- Country: Pakistan
- Province: Sindh
- City: Karachi
- District: Karachi East
- Time zone: UTC+5 (PST)
- Postal code: 75300

= Jamshed Quarters =

Residential neighborhood in Karachi, Pakistan

Jamshed Quarters is a residential neighborhood in the Karachi East district of Karachi, Pakistan. It is administered as part of Jamshed Town, which was disbanded in 2011 before being restored in early 2022. To the northwest is Liaquatabad Town across the Lyari River, while to the east is Gulshan Town and to the southeast is Korangi Town across the Malir River. Jamshed Town is bordered by Karachi Cantonment and Clifton Cantonment to the west.

== Demography ==
Several ethnic groups reside in Jamshed Quarters including Muhajirs, Sindhis, Punjabis, Saraikis, Pashtuns, Balochis, Memons, Bohras, Kutchi, Ismailis, with a minority but significant Christian population comprising various ethnicities. The former religious make-up of the population here included Muslims, Hindus, Christians, Parsis and Jews.

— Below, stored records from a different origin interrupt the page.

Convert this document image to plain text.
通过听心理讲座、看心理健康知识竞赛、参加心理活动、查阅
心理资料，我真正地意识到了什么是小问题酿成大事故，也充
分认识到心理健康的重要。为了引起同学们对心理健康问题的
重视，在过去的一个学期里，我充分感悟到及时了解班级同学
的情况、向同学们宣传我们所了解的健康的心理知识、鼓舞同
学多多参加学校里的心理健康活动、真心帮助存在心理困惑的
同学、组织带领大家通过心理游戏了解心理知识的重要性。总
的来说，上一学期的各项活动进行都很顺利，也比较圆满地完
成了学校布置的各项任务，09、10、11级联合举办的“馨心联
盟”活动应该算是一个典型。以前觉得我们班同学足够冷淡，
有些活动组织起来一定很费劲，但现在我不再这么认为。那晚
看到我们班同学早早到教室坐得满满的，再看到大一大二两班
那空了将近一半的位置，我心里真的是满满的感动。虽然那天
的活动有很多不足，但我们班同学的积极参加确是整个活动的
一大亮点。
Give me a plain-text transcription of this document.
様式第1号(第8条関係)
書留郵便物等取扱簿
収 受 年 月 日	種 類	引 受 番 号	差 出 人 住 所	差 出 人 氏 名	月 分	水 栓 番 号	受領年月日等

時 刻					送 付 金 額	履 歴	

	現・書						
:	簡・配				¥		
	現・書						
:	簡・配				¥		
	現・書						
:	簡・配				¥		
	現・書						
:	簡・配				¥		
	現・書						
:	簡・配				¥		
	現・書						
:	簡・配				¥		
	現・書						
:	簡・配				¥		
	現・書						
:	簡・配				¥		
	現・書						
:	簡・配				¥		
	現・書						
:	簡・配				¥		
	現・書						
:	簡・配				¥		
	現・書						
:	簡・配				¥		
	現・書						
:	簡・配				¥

Jamshed Quarters has a big Imam Bargah and the Masjid Jamia Binoria.

== History ==
Jamshed Quarters was developed by Jamshed Nusserwanjee Mehta in 1922 and was named after him. In the same year 1922, he was elected president of the Karachi Municipality, an office he occupied till October 1932. He was born in 1886 in Karachi and died on 8 August 1952.

The federal government introduced local government reforms in the year 2000, which eliminated the previous third tier of government (administrative divisions) and raised the fourth tier (districts) to become the new third tier. The effect in Karachi was the dissolution of the former Karachi Division and the merger of its five districts into a new Karachi City-District with 26 autonomous constituent towns including Jamshed Town. As of the 2024 Pakistan General Elections, the PS-105 constituency is represented by Pakistan Peoples Party's Saeed Ghani.